The Department of Prime Minister and Cabinet provides transcripts of more than 20,000 speeches, media releases, and interviews by Australian Prime Ministers. These transcripts can be searched online, and the underlying XML files can be downloaded using a simple API. This repository includes Jupyter notebooks for harvesting, indexing, analysing, and aggregating the transcripts.

Binder

A full harvest of the XML files from the PM Transcripts site is available if you don't want to do it yourself.

The XML files are made available by the Department of Prime Minister and Cabinet under a Creative Commons Attribution 3.0 Australia Licence.

Tools, tips, and examples

Harvest transcripts

Harvest all the XML transcripts from the PMs Transcripts site.

Create an index to the harvested files

The XML files contain embedded metadata that includes the name of the prime minister, and the title and date of the transcript. This notebook extracts that metadata from the harvested files and creates a CSV formatted spreadsheet for easy analysis. It also demonstrates some ways of summarising and visualising the metadata.

Chart showing number of transcripts per year

Aggregate transcripts

Depending on how you want to analyse them, it can be useful to group the transcripts by prime minister. This notebook aggregates the transcripts in two ways: by extracting the text content of each XML file and combining them into one big text file, and by zipping up the original XML files.

Data

Index to transcripts

CSV formatted file containing metadata extracted from the XML transcripts. The fields are:

  • id – transcript id
  • date – release date
  • title
  • pm – prime minister's name
  • release_type – type of transcript (speech, interview, media release etc)
  • subjects – subjects (not used very often)
  • pdf – url for PDF version (if there is one)

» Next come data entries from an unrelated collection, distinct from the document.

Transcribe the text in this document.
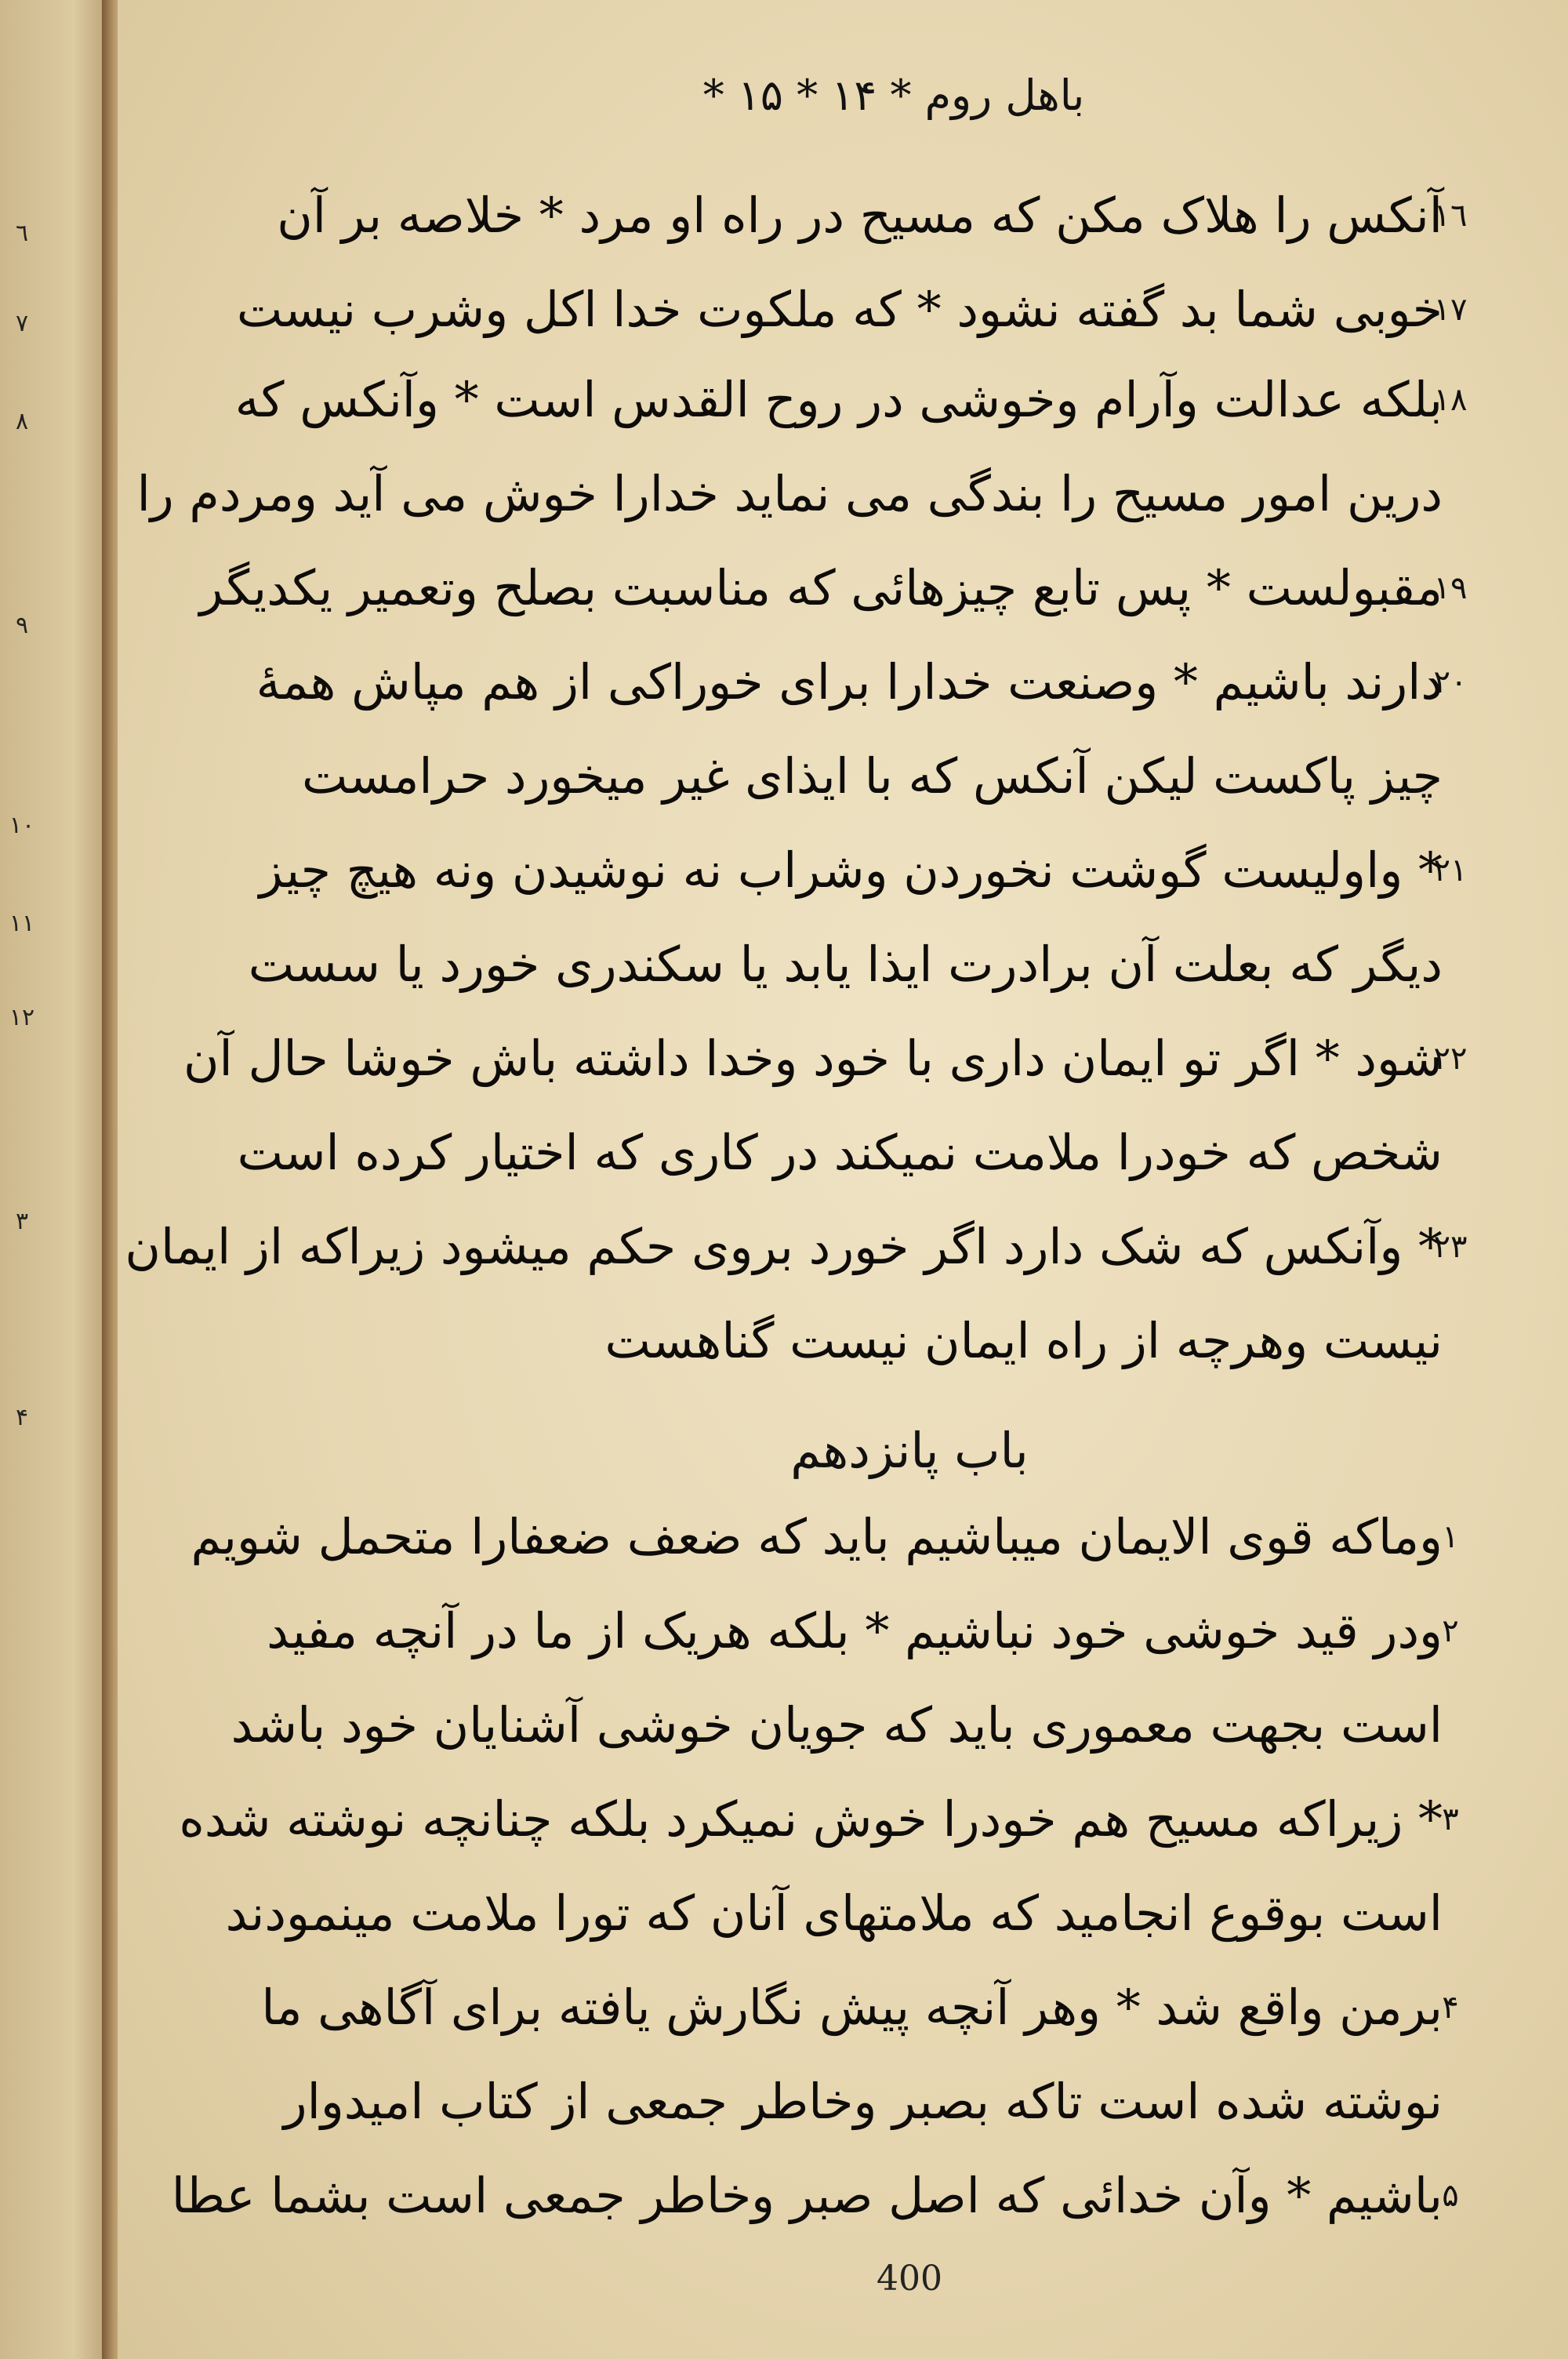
٦
٧
٨
٩
١٠
١١
١٢
٣
۴
باهل روم * ١۴ * ١۵ *
١٦
آنکس را هلاک مکن که مسیح در راه او مرد * خلاصه بر آن
١٧
خوبی شما بد گفته نشود * که ملکوت خدا اکل وشرب نیست
١٨
بلکه عدالت وآرام وخوشی در روح القدس است * وآنکس که
درین امور مسیح را بندگی می نماید خدارا خوش می آید ومردم را
١٩
مقبولست * پس تابع چیزهائی که مناسبت بصلح وتعمیر یکدیگر
٢٠
دارند باشیم * وصنعت خدارا برای خوراکی از هم مپاش همهٔ
چیز پاکست لیکن آنکس که با ایذای غیر میخورد حرامست
٢١
* واولیست گوشت نخوردن وشراب نه نوشیدن ونه هیچ چیز
دیگر که بعلت آن برادرت ایذا یابد یا سکندری خورد یا سست
٢٢
شود * اگر تو ایمان داری با خود وخدا داشته باش خوشا حال آن
شخص که خودرا ملامت نمیکند در کاری که اختیار کرده است
٢٣
* وآنکس که شک دارد اگر خورد بروی حکم میشود زیراکه از ایمان
نیست وهرچه از راه ایمان نیست گناهست
باب پانزدهم
١
وماکه قوی الایمان میباشیم باید که ضعف ضعفارا متحمل شویم
٢
ودر قید خوشی خود نباشیم * بلکه هریک از ما در آنچه مفید
است بجهت معموری باید که جویان خوشی آشنایان خود باشد
٣
* زیراکه مسیح هم خودرا خوش نمیکرد بلکه چنانچه نوشته شده
است بوقوع انجامید که ملامتهای آنان که تورا ملامت مینمودند
۴
برمن واقع شد * وهر آنچه پیش نگارش یافته برای آگاهی ما
نوشته شده است تاکه بصبر وخاطر جمعی از کتاب امیدوار
۵
باشیم * وآن خدائی که اصل صبر وخاطر جمعی است بشما عطا
400
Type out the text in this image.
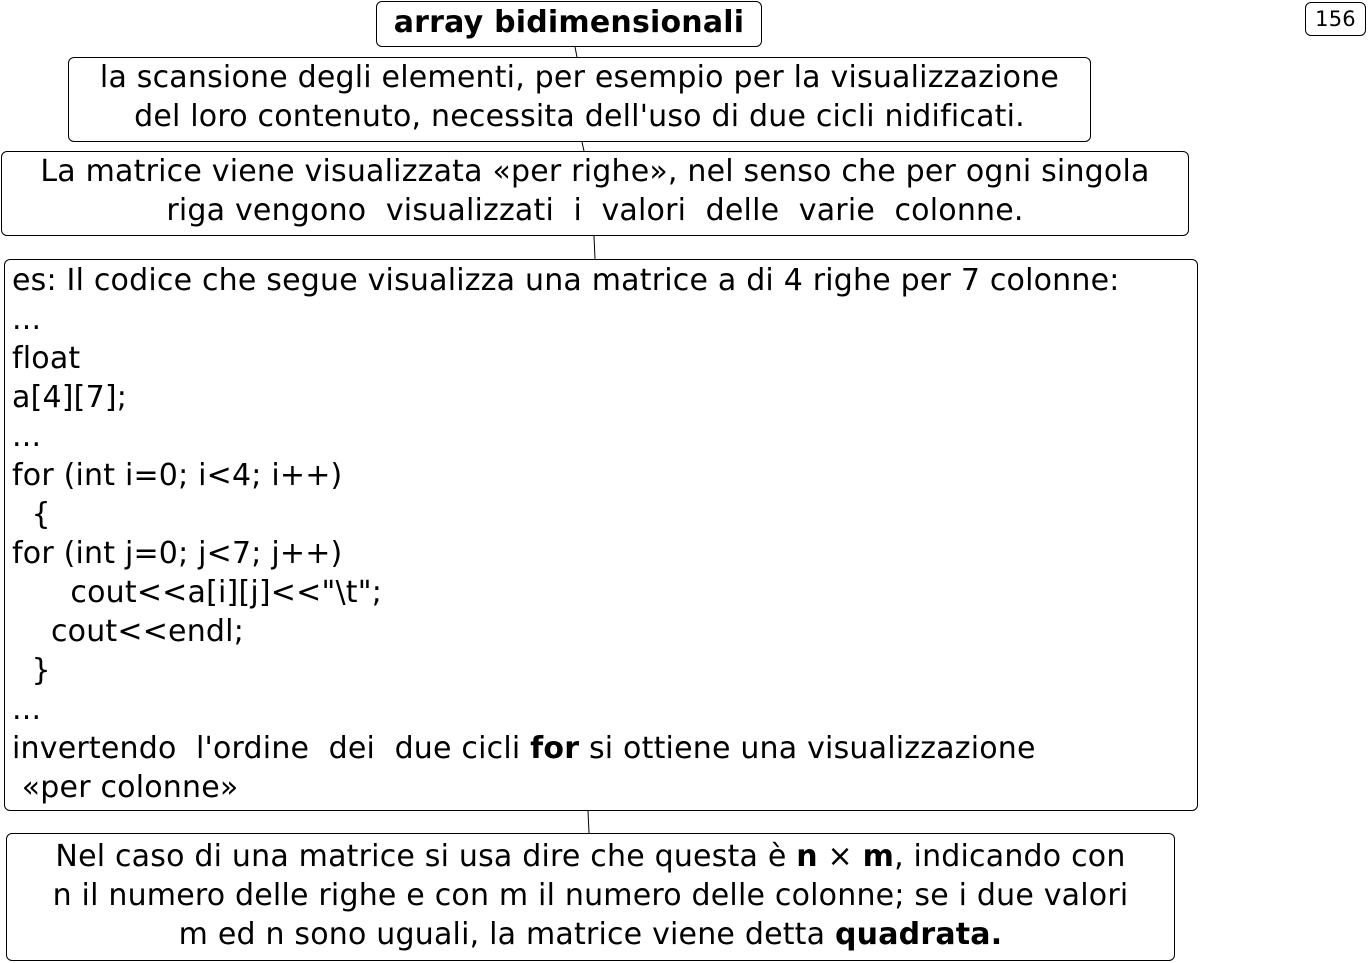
array bidimensionali	156
la scansione degli elementi, per esempio per la visualizzazione
del loro contenuto, necessita dell'uso di due cicli nidificati.
La matrice viene visualizzata «per righe», nel senso che per ogni singola
riga vengono  visualizzati  i  valori  delle  varie  colonne.
es: Il codice che segue visualizza una matrice a di 4 righe per 7 colonne:
...
float
a[4][7];
...
for (int i=0; i<4; i++)
{
for (int j=0; j<7; j++)
cout<<a[i][j]<<"\t";
cout<<endl;
}
...
invertendo  l'ordine  dei  due cicli for si ottiene una visualizzazione
«per colonne»
Nel caso di una matrice si usa dire che questa è n × m, indicando con
n il numero delle righe e con m il numero delle colonne; se i due valori
m ed n sono uguali, la matrice viene detta quadrata.
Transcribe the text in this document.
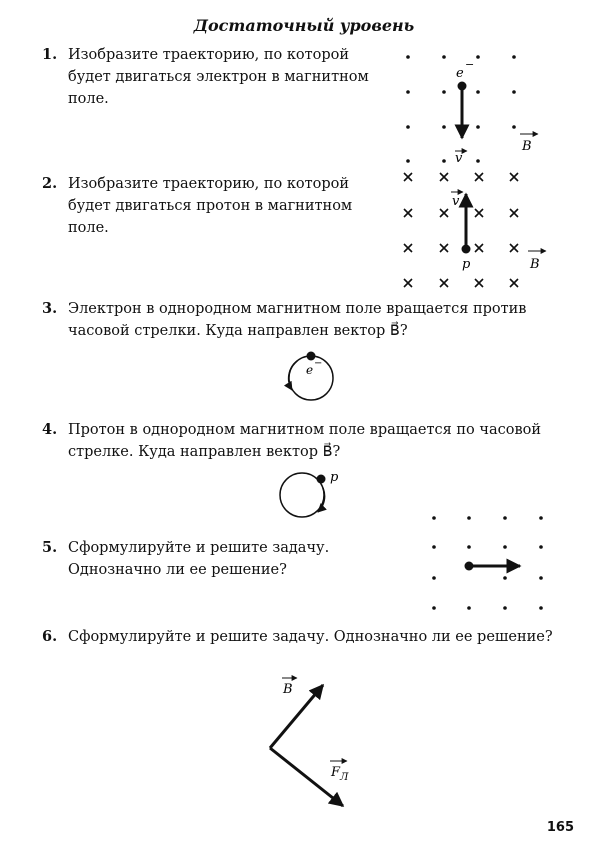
Достаточный уровень
1. Изобразите траекторию, по которой будет двигаться электрон в магнитном поле.
2. Изобразите траекторию, по которой будет двигаться протон в магнитном поле.
3. Электрон в однородном магнитном поле вращается против часовой стрелки. Куда направлен вектор B⃗?
4. Протон в однородном магнитном поле вращается по часовой стрелке. Куда направлен вектор B⃗?
5. Сформулируйте и решите задачу. Однозначно ли ее решение?
6. Сформулируйте и решите задачу. Однозначно ли ее решение?
e
−
v
B
v
p	B
e −
p
B
F Л
165
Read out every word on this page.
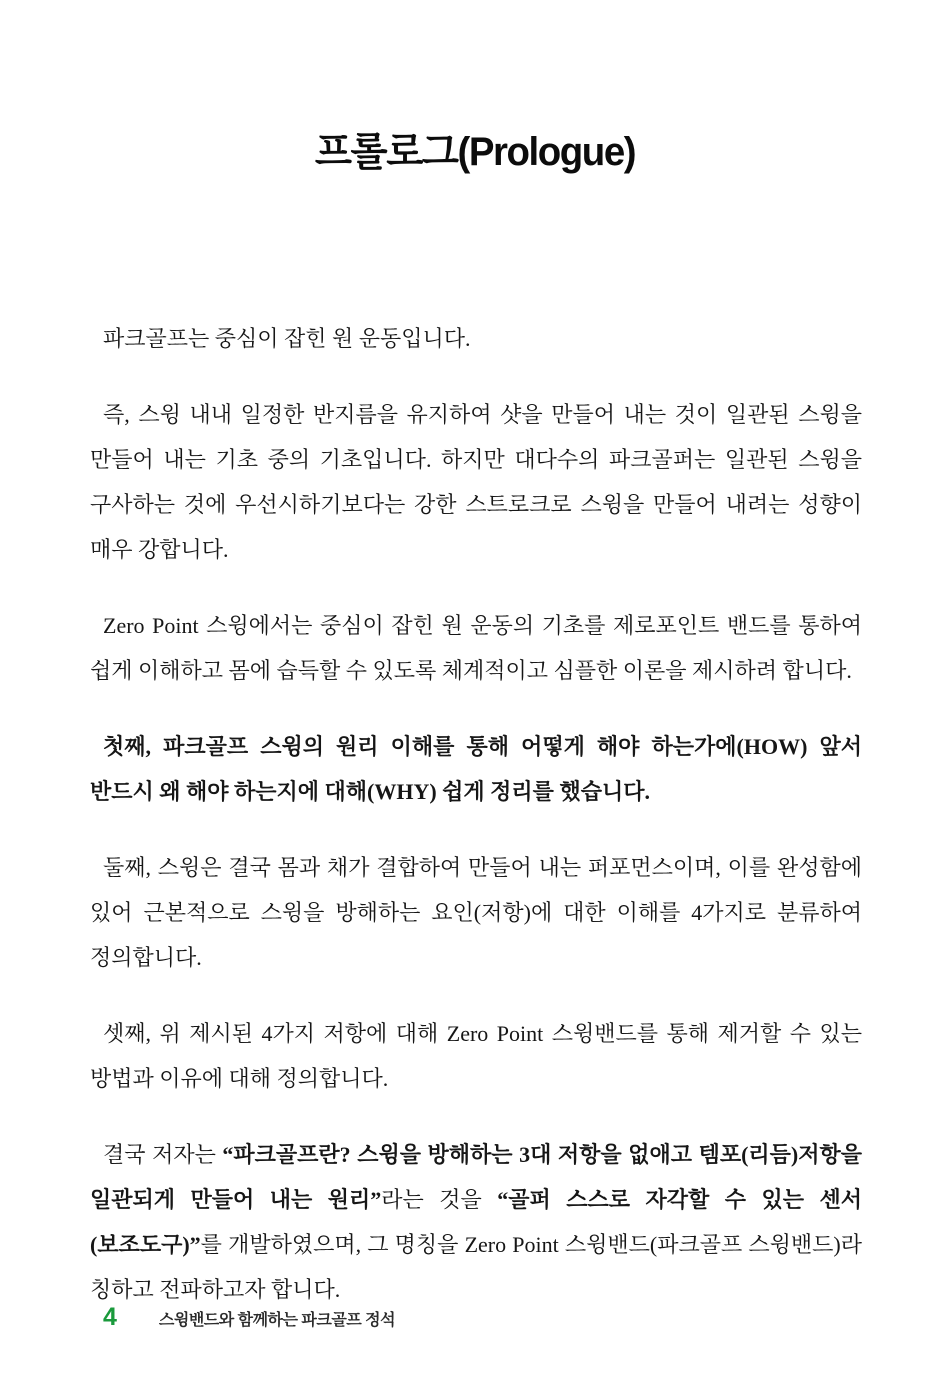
프롤로그(Prologue)

파크골프는 중심이 잡힌 원 운동입니다.

즉, 스윙 내내 일정한 반지름을 유지하여 샷을 만들어 내는 것이 일관된 스윙을 만들어 내는 기초 중의 기초입니다. 하지만 대다수의 파크골퍼는 일관된 스윙을 구사하는 것에 우선시하기보다는 강한 스트로크로 스윙을 만들어 내려는 성향이 매우 강합니다.

Zero Point 스윙에서는 중심이 잡힌 원 운동의 기초를 제로포인트 밴드를 통하여 쉽게 이해하고 몸에 습득할 수 있도록 체계적이고 심플한 이론을 제시하려 합니다.

첫째, 파크골프 스윙의 원리 이해를 통해 어떻게 해야 하는가에(HOW) 앞서 반드시 왜 해야 하는지에 대해(WHY) 쉽게 정리를 했습니다.

둘째, 스윙은 결국 몸과 채가 결합하여 만들어 내는 퍼포먼스이며, 이를 완성함에 있어 근본적으로 스윙을 방해하는 요인(저항)에 대한 이해를 4가지로 분류하여 정의합니다.

셋째, 위 제시된 4가지 저항에 대해 Zero Point 스윙밴드를 통해 제거할 수 있는 방법과 이유에 대해 정의합니다.

결국 저자는 “파크골프란? 스윙을 방해하는 3대 저항을 없애고 템포(리듬)저항을 일관되게 만들어 내는 원리”라는 것을 “골퍼 스스로 자각할 수 있는 센서(보조도구)”를 개발하였으며, 그 명칭을 Zero Point 스윙밴드(파크골프 스윙밴드)라 칭하고 전파하고자 합니다.

4	스윙밴드와 함께하는 파크골프 정석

Note that the release_type and subjects fields are not used consistently. See the create an index to the harvested files for more analysis of the metadata.

XML repository

Harvested: 11 July 2019

All of the harvested XML files are available from this repository. In addition to the original XML files, there is:

  • a single zip file for each prime minister containing all their XML transcripts;
  • a single text file for each prime minister containing the text extracted from all of their XML transcripts.